As a mother and doctor living in Lexington, Massachusetts, she turned to environmental activism in the 1990s. She joined efforts to regulate coal plants in Massachusetts and reduce mercury in the food and water supply. Using her medical background, Stein testified before several legislative committees on the harmful effects of mercury and other pollutants in child brain development.
In 2002, the state's Green-Rainbow Party recruited her to run for governor. A political newcomer, Stein thought achieving electoral success could help advance her activist causes. She lost the race, and went on to lose every race after, including bids for the state legislature in 2004, secretary of state in 2006, governor again in 2010 and president in 2012.
MOMENT TO REMEMBER
Cries of "Jill Not Hill" dotted the streets outside the Democratic National Convention in Philadelphia last July.
Stein hit a peak of sorts that week, when angry supporters of Sanders stormed out of the convention hall to protest the Vermont senator's decision to endorse Clinton. On the convention's second night, Stein led a rally of hundreds in sweltering heat right outside the convention hall.
Her language sounded familiar: She pledged to continue the "political revolution" Sanders had started and said only she could be a vessel for the change Americans were truly seeking.
Stein's also been forced to explain away some of the comments her running mate, human rights activist Ajamu Baraka. He's called President Barack Obama an "Uncle Tom." Stein told The Washington Post's editorial board she would never use the same language, but said Baraka is speaking to a "disenfranchised demographic."
HOW MANY VOTES?
In her various campaigns for public office, Stein's barely amounted to more than a blip on the radar.

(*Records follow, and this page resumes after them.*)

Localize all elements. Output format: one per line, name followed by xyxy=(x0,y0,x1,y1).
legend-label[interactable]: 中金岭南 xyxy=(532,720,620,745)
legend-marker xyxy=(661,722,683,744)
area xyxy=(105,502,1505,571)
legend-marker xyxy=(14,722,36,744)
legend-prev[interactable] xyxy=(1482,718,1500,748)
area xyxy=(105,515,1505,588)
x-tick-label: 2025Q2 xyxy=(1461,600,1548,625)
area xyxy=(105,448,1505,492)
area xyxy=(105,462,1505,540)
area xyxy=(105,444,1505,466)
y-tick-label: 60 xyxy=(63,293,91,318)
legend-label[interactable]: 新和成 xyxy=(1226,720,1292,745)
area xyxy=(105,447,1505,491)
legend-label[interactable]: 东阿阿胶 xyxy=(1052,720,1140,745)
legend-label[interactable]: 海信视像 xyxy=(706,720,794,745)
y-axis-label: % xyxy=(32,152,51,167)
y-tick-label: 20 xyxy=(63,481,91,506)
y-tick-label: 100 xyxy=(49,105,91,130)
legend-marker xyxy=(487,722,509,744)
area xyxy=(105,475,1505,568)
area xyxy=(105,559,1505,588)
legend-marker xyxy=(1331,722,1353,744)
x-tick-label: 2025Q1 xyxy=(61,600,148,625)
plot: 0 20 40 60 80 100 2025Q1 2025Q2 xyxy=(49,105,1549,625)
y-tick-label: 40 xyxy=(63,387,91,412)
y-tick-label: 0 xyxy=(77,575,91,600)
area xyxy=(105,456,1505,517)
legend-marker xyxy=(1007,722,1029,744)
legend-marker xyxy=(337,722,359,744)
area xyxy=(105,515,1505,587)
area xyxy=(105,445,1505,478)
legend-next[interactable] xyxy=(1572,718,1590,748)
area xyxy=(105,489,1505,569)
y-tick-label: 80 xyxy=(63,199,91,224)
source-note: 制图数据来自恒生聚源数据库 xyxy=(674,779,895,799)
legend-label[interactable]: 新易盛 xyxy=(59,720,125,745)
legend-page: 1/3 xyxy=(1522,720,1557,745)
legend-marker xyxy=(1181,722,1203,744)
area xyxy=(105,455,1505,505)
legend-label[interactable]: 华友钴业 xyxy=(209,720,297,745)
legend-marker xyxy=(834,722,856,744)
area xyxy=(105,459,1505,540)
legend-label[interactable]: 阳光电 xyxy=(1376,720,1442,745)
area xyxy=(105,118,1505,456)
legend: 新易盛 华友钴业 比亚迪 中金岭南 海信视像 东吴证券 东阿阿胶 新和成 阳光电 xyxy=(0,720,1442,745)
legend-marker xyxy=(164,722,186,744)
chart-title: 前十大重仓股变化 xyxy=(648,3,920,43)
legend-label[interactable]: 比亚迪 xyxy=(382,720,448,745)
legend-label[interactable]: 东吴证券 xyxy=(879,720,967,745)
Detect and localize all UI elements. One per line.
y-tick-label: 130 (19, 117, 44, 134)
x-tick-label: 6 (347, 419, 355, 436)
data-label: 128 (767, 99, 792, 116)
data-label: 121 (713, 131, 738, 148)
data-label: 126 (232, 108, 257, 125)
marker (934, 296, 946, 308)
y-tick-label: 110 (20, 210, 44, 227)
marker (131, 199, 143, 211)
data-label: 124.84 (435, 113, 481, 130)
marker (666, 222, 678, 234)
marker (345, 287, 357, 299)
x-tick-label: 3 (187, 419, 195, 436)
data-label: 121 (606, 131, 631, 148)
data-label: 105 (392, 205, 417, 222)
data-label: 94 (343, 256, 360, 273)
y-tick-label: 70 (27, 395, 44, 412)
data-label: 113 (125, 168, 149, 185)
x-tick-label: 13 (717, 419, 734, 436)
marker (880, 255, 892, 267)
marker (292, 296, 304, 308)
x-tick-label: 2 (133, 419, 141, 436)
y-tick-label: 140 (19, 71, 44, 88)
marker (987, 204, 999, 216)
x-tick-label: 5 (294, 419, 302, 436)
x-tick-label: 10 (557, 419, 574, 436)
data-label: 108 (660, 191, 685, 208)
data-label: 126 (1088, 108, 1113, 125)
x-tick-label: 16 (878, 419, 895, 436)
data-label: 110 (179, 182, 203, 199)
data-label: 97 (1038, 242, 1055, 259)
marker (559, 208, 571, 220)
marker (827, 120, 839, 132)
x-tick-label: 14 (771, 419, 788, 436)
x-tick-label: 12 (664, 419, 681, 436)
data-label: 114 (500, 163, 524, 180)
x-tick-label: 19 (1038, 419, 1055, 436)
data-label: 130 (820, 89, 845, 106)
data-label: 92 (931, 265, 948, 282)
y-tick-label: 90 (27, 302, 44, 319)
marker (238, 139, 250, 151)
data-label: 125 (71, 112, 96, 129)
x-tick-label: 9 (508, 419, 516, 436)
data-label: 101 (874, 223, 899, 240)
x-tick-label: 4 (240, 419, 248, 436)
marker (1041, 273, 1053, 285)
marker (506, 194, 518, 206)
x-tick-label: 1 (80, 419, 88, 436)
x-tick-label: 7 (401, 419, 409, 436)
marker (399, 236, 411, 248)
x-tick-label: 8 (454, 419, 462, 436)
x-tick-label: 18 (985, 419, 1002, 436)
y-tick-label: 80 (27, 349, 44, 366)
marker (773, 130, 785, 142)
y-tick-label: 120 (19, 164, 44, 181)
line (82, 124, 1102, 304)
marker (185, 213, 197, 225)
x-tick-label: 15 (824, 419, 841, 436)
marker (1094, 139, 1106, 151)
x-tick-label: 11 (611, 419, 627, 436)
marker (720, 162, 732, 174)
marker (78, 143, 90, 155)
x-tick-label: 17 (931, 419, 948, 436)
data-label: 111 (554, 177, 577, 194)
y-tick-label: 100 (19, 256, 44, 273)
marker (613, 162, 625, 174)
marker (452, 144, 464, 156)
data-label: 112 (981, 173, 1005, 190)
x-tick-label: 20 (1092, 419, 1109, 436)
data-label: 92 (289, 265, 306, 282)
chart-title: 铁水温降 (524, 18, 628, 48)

She's won just two elections: Her races for town meeting members in Lexington, Massachusetts, in 2005 and 2008. Those races took about a few hundred votes to win.
In her state and national races, she did once crack double digits. Running for secretary of state in Massachusetts in 2006, she took 18 percent of the vote — which amounted to just about 350,000 votes. She won 76,000 — or less than 4 percent — in her 2002 gubernatorial bid. In 2010, she won even fewer, bringing in less than 33,000.
Ralph Nader, the last Green Party candidate to make a difference in a national election, won nearly 3 million votes in the 2000 presidential contest.